22


Dryden held the cup of black coffee to his lips and watched the tiny tremor in his right hand translated into concentric wavelets on the surface of the liquid. He gulped the caffeine with an addict’s concentration, then picked up Humph’s flask and, tilting it, confirmed it was empty.

A surge of panic, less potent than the caffeine, made his muscles tighten. The events of the night before were still a cartoon strip of indelible, technicolour images – from the blue-spotted skin grafts on the victim’s back to the bright yellow fluorescence of the body bag in which they’d taken him away. And finally the cell in which he waited, briefly, for Newman. The cell that smelt like a cat’s tray without the comfort of the litter.
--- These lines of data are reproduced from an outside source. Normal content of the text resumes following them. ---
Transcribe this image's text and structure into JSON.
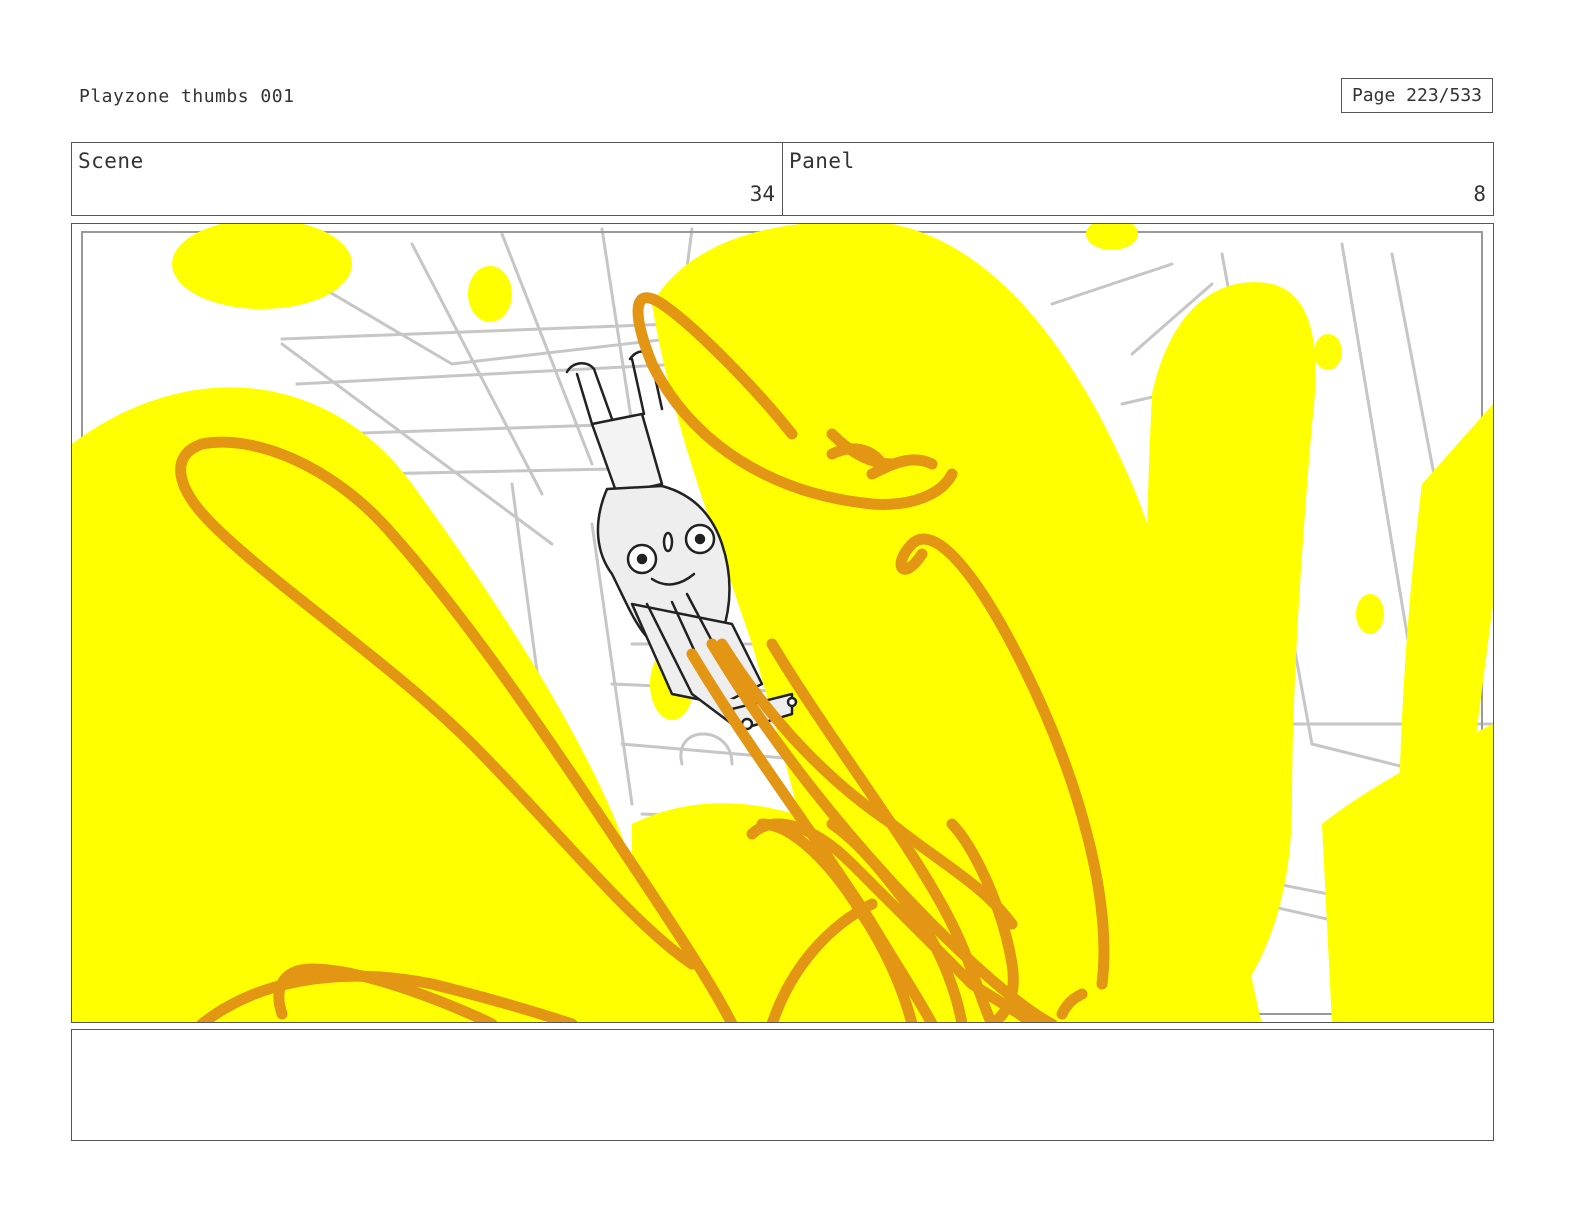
{
  "header": {
    "title": "Playzone thumbs 001",
    "page": "Page 223/533"
  },
  "info": {
    "scene_label": "Scene",
    "scene_value": "34",
    "panel_label": "Panel",
    "panel_value": "8"
  },
  "notes": {
    "text": ""
  },
  "colors": {
    "slime_yellow": "#ffff00",
    "slime_orange": "#e39514",
    "sketch_gray": "#c6c6c6",
    "ink": "#222222"
  },
  "artwork": {
    "icon": "storyboard-sketch-panel"
  }
}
Had he slept? Humph had taken him back to PK 129 but they’d drank little bottles until dawn without speaking. Dryden rubbed his fingers in his eyes and heard the gritty squeak of dust and eyeball grating.

He looked at the ceiling and remembered where he was: church. Precisely, St Matthew’s – The Pickers’ Church on Black Bank Fen. Newman had fended off a clutch of media inquiries overnight by scheduling a press conference for 10.00am close to the site of the murder. Educated as a Catholic in a grim north London grammar school, Dryden had always found that organized religion left him with an overwhelming urge to laugh out loud. He tried it now, the echo bouncing back off the thin clapboard walls of the church.

The light inside the church was extraordinary; instead of the play of medieval shadows this was a display of sunbursts, making the charged air more substantial than the rickety church itself. The ten lancet windows on either side of the main body of the wooden ark-like nave were of plain glass, a sea green mixed with milky white. It was like sitting in a fish tank. Ten sunbeams with the concentrated energy of lasers thrust through the nave as the sun climbed into another featureless blue sky.

Despite the summer drought Dryden could still sense the damp of more than a hundred Fen winters. The smell was as cloying as a memory, and as vivid as the names in golden script above the altar. These were the vicars of the strange whitewashed wooden church on Fourth Drove, Black Bank.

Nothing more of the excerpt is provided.